A Nation of Cowards
Sorry for the light blogging today. Allow me to leave you on this provocative note: We are (still) a nation of cowards.
Now how can this be? How can a person who values himself so highly calmly accept the indignity of a criminal assault? How can one who believes that the essence of his dignity lies in his self-determination passively accept the forcible deprivation of that self-determination? How can he, quietly, with great dignity and poise, simply hand over the goods?
The assumption, of course, is that there is no inconsistency. The advice not to resist a criminal assault and simply hand over the goods is founded on the notion that one’s life is of incalculable value, and that no amount of property is worth it. Put aside, for a moment, the outrageousness of the suggestion that a criminal who proffers lethal violence should be treated as if he has instituted a new social contract: “I will not hurt or kill you if you give me what I want.” For years, feminists have labored to educate people that rape is not about sex, but about domination, degradation, and control. Evidently, someone needs to inform the law enforcement establishment and the media that kidnapping, robbery, carjacking, and assault are not about property.

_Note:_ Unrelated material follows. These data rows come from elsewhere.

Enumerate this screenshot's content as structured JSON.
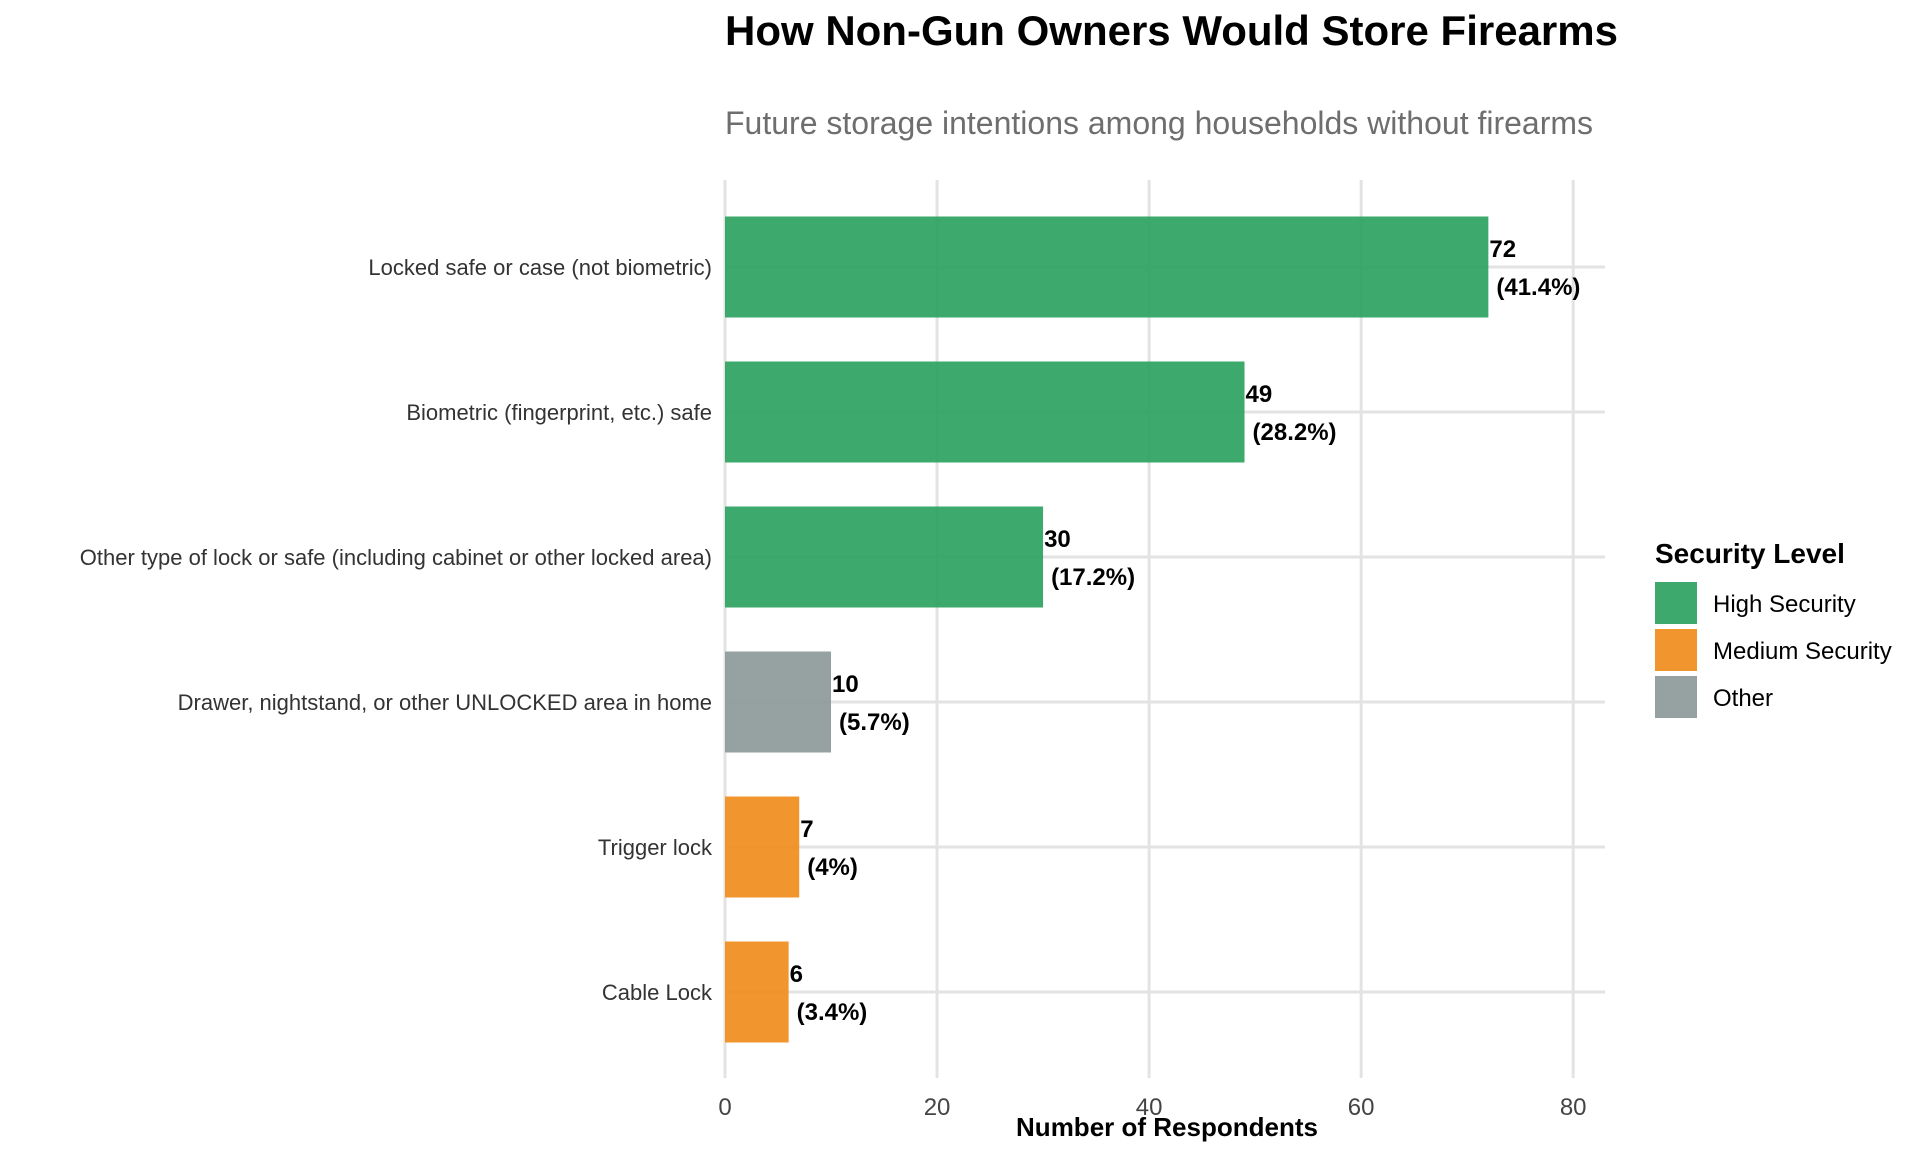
{
  "chart_data": {
    "type": "bar",
    "orientation": "horizontal",
    "title": "How Non-Gun Owners Would Store Firearms",
    "subtitle": "Future storage intentions among households without firearms",
    "xlabel": "Number of Respondents",
    "ylabel": "",
    "xlim": [
      0,
      83
    ],
    "xticks": [
      0,
      20,
      40,
      60,
      80
    ],
    "grid": true,
    "categories": [
      "Locked safe or case (not biometric)",
      "Biometric (fingerprint, etc.) safe",
      "Other type of lock or safe (including cabinet or other locked area)",
      "Drawer, nightstand, or other UNLOCKED area in home",
      "Trigger lock",
      "Cable Lock"
    ],
    "values": [
      72,
      49,
      30,
      10,
      7,
      6
    ],
    "percent_labels": [
      "(41.4%)",
      "(28.2%)",
      "(17.2%)",
      "(5.7%)",
      "(4%)",
      "(3.4%)"
    ],
    "groups": [
      "High Security",
      "High Security",
      "High Security",
      "Other",
      "Medium Security",
      "Medium Security"
    ],
    "legend": {
      "title": "Security Level",
      "position": "right",
      "entries": [
        {
          "name": "High Security",
          "color": "#2ca25f"
        },
        {
          "name": "Medium Security",
          "color": "#f08c1c"
        },
        {
          "name": "Other",
          "color": "#8c9a99"
        }
      ]
    }
  }
}
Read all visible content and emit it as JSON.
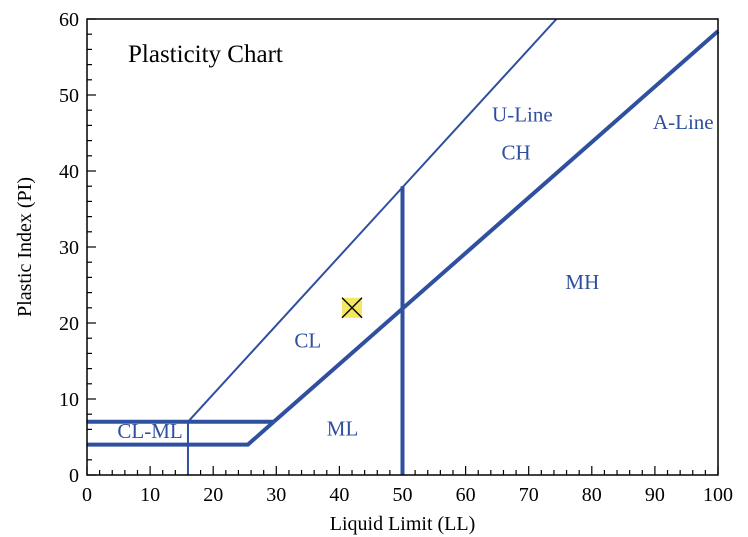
{
  "chart_data": {
    "type": "line",
    "title": "Plasticity Chart",
    "xlabel": "Liquid Limit (LL)",
    "ylabel": "Plastic Index (PI)",
    "xlim": [
      0,
      100
    ],
    "ylim": [
      0,
      60
    ],
    "x_ticks": [
      0,
      10,
      20,
      30,
      40,
      50,
      60,
      70,
      80,
      90,
      100
    ],
    "y_ticks": [
      0,
      10,
      20,
      30,
      40,
      50,
      60
    ],
    "x_minor_step": 2,
    "y_minor_step": 2,
    "grid": false,
    "line_color": "#2f4f9f",
    "series": [
      {
        "name": "U-Line",
        "points": [
          [
            16,
            7
          ],
          [
            74.4,
            60
          ]
        ],
        "weight": "thin"
      },
      {
        "name": "A-Line",
        "points": [
          [
            29.6,
            7
          ],
          [
            100,
            58.4
          ]
        ],
        "weight": "thick"
      },
      {
        "name": "",
        "points": [
          [
            0,
            7
          ],
          [
            29.6,
            7
          ]
        ],
        "weight": "thick"
      },
      {
        "name": "",
        "points": [
          [
            0,
            4
          ],
          [
            25.5,
            4
          ],
          [
            29.6,
            7
          ]
        ],
        "weight": "thick"
      },
      {
        "name": "",
        "points": [
          [
            16,
            0
          ],
          [
            16,
            7
          ]
        ],
        "weight": "thin"
      },
      {
        "name": "",
        "points": [
          [
            50,
            0
          ],
          [
            50,
            38
          ]
        ],
        "weight": "thick"
      }
    ],
    "region_labels": [
      {
        "text": "U-Line",
        "x": 69,
        "y": 46.5
      },
      {
        "text": "A-Line",
        "x": 94.5,
        "y": 45.5
      },
      {
        "text": "CH",
        "x": 68,
        "y": 41.5
      },
      {
        "text": "MH",
        "x": 78.5,
        "y": 24.5
      },
      {
        "text": "CL",
        "x": 35,
        "y": 16.8
      },
      {
        "text": "ML",
        "x": 40.5,
        "y": 5.2
      },
      {
        "text": "CL-ML",
        "x": 10,
        "y": 4.9
      }
    ],
    "marker": {
      "x": 42,
      "y": 22,
      "fill": "#f5e663",
      "stroke": "#000000"
    }
  }
}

Crime is not only a complete disavowal of the social contract, but also a commandeering of the victim’s person and liberty. If the individual’s dignity lies in the fact that he is a moral agent engaging in actions of his own will, in free exchange with others, then crime always violates the victim’s dignity. It is, in fact, an act of enslavement. Your wallet, your purse, or your car may not be worth your life, but your dignity is; and if it is not worth fighting for, it can hardly be said to exist.

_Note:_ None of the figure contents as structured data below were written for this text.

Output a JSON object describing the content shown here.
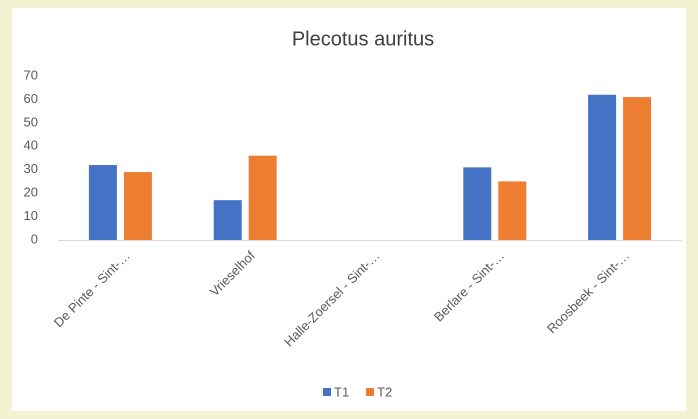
{
  "chart_data": {
    "type": "bar",
    "title": "Plecotus auritus",
    "categories": [
      "De Pinte - Sint-…",
      "Vrieselhof",
      "Halle-Zoersel - Sint-…",
      "Berlare - Sint-…",
      "Roosbeek - Sint-…"
    ],
    "series": [
      {
        "name": "T1",
        "color": "#4472c4",
        "values": [
          32,
          17,
          0,
          31,
          62
        ]
      },
      {
        "name": "T2",
        "color": "#ed7d31",
        "values": [
          29,
          36,
          0,
          25,
          61
        ]
      }
    ],
    "ylim": [
      0,
      70
    ],
    "yticks": [
      0,
      10,
      20,
      30,
      40,
      50,
      60,
      70
    ],
    "grid": false,
    "legend": "bottom"
  }
}
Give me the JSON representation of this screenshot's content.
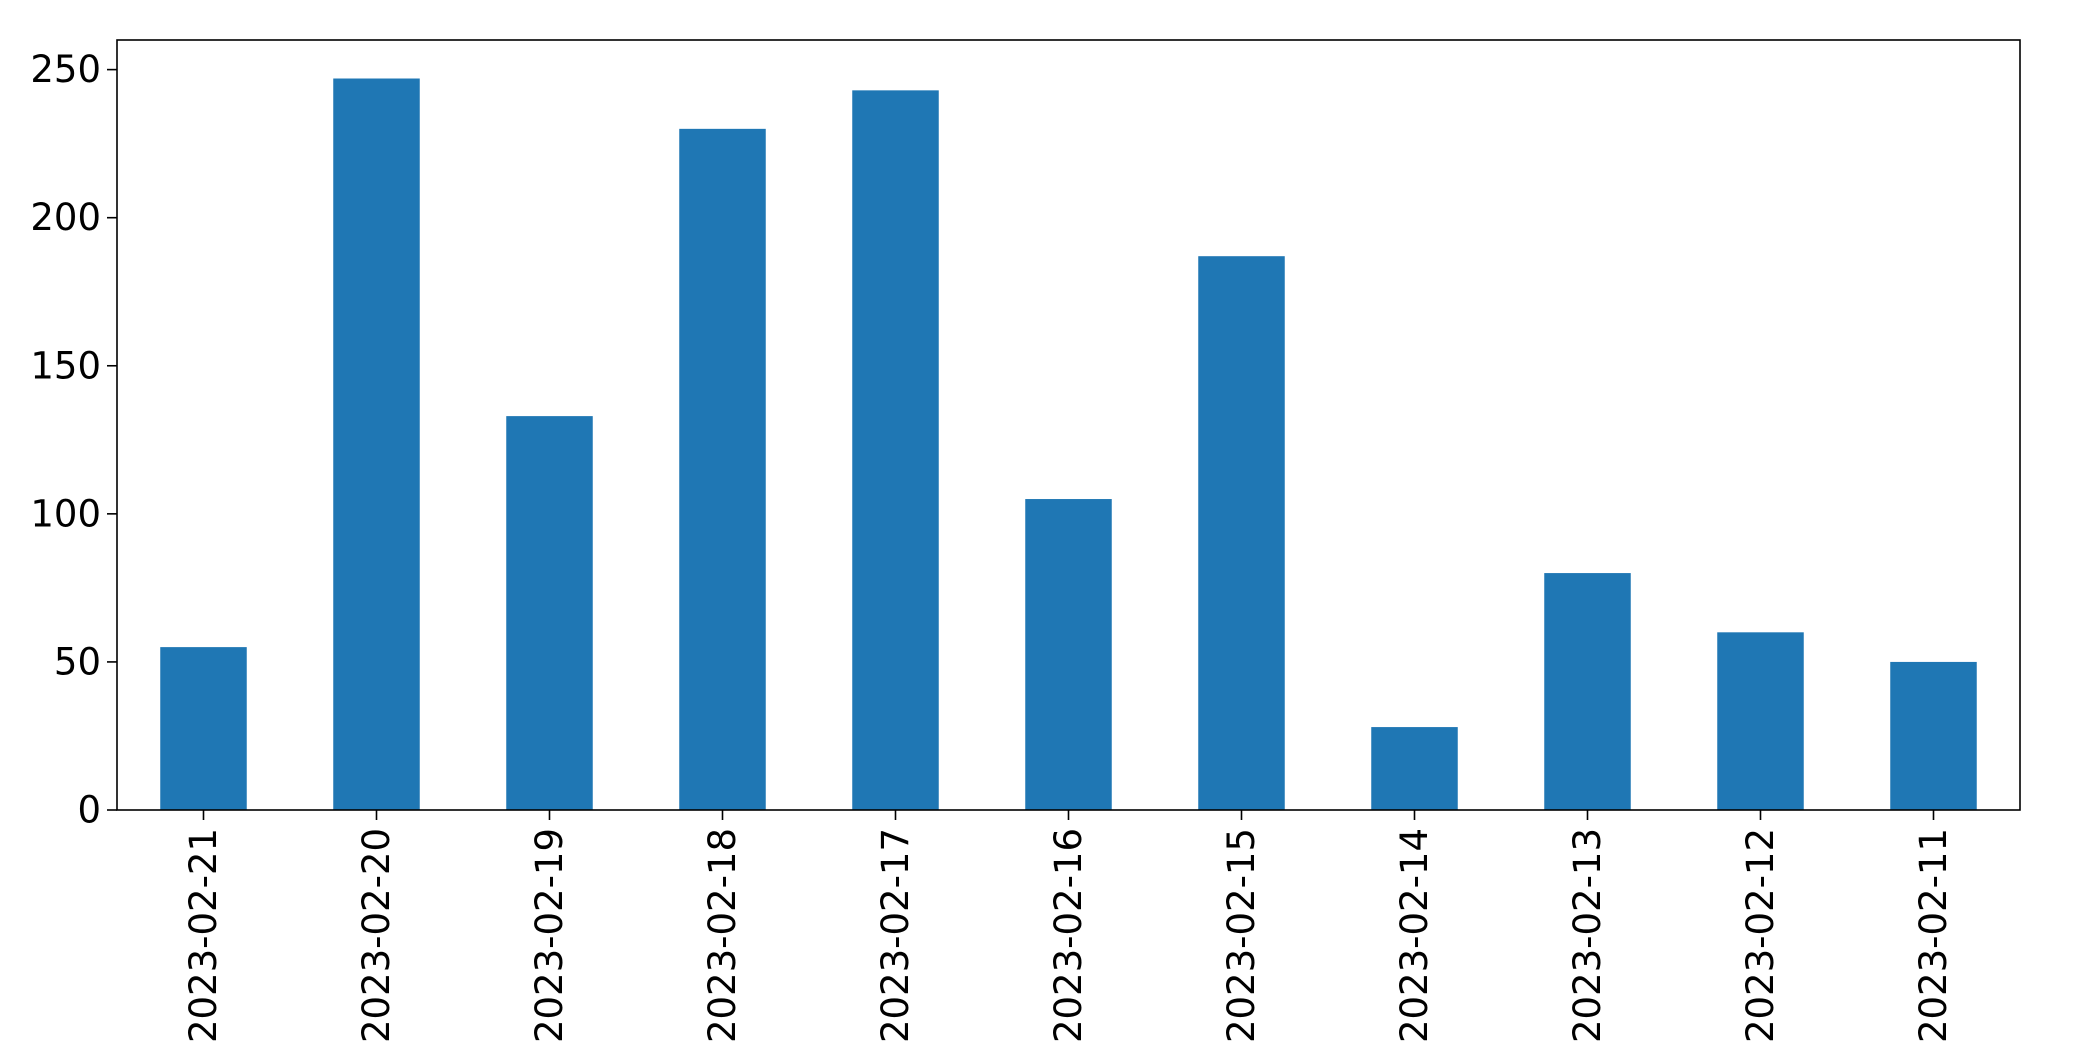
{
  "chart_data": {
    "type": "bar",
    "categories": [
      "2023-02-21",
      "2023-02-20",
      "2023-02-19",
      "2023-02-18",
      "2023-02-17",
      "2023-02-16",
      "2023-02-15",
      "2023-02-14",
      "2023-02-13",
      "2023-02-12",
      "2023-02-11"
    ],
    "values": [
      55,
      247,
      133,
      230,
      243,
      105,
      187,
      28,
      80,
      60,
      50
    ],
    "ylim": [
      0,
      260
    ],
    "yticks": [
      "0",
      "50",
      "100",
      "150",
      "200",
      "250"
    ],
    "grid": false,
    "legend": "none",
    "bar_color": "#1f77b4"
  }
}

I say “(still)” because that piece was first published in the Public Interest in 1993, at the height of the debate over banning handguns. The tide is turning in that fight, finally, but the sentiment behind banning a perfectly constructed tool of self-defense has gone nowhere I’m afraid. How often have you heard someone say “It’s just a thing that you’re being mugged for; things aren’t worth your life, are they?” Or, even more absurdly, “Do you really want to kill someone over your computer/wallet/car?” I alluded to this yesterday, but the drive to make people feel guilty for defending themselves in the face of unlawful aggression from the criminal class is, on its face, absurd. I would feel no guilt whatsoever for doing bodily harm to an assailant who has come to me in order to deprive me of my property, and neither should you: He broke the social contract, not you. If he pays the ultimate price for it, well, them’s the breaks.